Lever is an absorbing subject... Mr Macqueen manages to get behind the man'sgruff exterior, suggesting that what kept him so busy and so disciplined was the fear of what might flood in should he leave his mind momentarily empty. Particularly moving are the descriptions of William's only brother James, closeted away for years for something that may have been no more sinister than (then rare) diabetes; and of his unsuccessful efforts, late in life when already profoundly deaf, to transform the Outer Hebrides into another experiment in welfare capitalism... There's no harm in a little corporate nostalgia, especially when it is delivered in Mr Macqueen's refreshingly vivacious prose."
- The Economist (BOOKS OF THE YEAR 2004)


"Like Longitude or The Surgeon of Crowthorne, it's always entertaining… great popular history."
- Simon Mayo Show, BBC Five Live


"There are some exquisite images in Adam Macqueen's biography, such as the upright Victorian on his fact-finding world tour trying to surf with the Hawaiian natives… Written with wit and verve, managing to be both inspirational and a cautionary tale."
- The Times


"One of the most extraordinary men ever to leave his mark on the public and private face of Britain … he proved that the great British eccentric was not purely a product of the aristocracy."
- Liverpool Daily Post


"Adam Macqueen is fond of his subject, and not just because Lever was a colourful, eccentric (he slept in a roofless bedroom), larger-than-life personality.
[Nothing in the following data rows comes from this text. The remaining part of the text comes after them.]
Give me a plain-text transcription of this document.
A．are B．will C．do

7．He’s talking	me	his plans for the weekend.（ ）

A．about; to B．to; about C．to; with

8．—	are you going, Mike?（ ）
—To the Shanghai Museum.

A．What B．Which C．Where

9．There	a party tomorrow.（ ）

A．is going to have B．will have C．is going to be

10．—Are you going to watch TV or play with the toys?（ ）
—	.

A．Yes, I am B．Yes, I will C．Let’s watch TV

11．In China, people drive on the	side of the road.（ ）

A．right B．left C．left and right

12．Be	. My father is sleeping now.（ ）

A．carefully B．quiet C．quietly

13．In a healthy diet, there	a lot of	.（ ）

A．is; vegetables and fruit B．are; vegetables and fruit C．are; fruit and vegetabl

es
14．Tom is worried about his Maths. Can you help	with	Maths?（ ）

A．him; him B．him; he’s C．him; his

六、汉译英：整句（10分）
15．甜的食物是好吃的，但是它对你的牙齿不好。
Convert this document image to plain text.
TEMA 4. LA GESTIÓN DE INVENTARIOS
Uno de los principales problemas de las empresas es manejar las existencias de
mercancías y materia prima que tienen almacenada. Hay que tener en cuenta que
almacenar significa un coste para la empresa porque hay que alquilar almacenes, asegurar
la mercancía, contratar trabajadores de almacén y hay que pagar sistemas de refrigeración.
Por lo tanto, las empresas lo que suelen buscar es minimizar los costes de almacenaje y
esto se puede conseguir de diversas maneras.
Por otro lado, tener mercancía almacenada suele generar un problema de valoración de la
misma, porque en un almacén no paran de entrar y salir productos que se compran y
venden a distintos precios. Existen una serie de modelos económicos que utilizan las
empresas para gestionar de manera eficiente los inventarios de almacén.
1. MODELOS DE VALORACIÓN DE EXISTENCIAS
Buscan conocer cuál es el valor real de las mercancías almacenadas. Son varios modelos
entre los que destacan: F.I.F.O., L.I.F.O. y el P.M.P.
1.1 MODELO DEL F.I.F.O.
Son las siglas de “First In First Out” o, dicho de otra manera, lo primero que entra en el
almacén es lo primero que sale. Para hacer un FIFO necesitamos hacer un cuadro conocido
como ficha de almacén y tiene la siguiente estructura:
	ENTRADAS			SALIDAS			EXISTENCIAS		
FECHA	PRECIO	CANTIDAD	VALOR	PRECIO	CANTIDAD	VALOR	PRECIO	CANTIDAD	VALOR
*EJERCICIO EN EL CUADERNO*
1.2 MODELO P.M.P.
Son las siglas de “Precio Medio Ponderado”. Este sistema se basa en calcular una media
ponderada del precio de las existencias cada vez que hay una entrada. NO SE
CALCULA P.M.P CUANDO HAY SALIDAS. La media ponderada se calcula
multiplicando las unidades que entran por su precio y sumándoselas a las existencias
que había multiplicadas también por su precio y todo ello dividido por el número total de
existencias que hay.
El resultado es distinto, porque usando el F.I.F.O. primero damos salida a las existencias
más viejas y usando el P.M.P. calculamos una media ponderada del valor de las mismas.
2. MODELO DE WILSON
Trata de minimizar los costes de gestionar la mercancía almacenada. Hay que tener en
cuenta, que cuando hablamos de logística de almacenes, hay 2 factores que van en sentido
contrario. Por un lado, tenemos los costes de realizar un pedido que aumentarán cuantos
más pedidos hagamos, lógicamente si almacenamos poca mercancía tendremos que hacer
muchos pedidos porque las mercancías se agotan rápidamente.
Lever was also a decent man, a good employer, a thoughtful politician and a genuine philanthropist, although he'd have hated that title. Any man who created a huge global company (Unilever) and a charitable foundation (the Leverhulme Trust), which between them dispense around a hundred million a year to deserving projects, is worth a decent modern biography... an interesting, well-researched and well-written tale."
- Sunday Herald


"Absolutely hilarious"
- Boyd Hilton, Heat


"I loved it"
- Donna McPhail


"Witty, informative and fascinating reading… Macqueen has done a great job and all in all The King of Sunlight is a bit of a gem."
- Newstalk Radio


"A thoroughly entertaining rummage through the life and times of one of Britain's most eccentric businessmen, it will leave you smiling, sweet-smelling, and ready to storm the history round of your local pub quiz."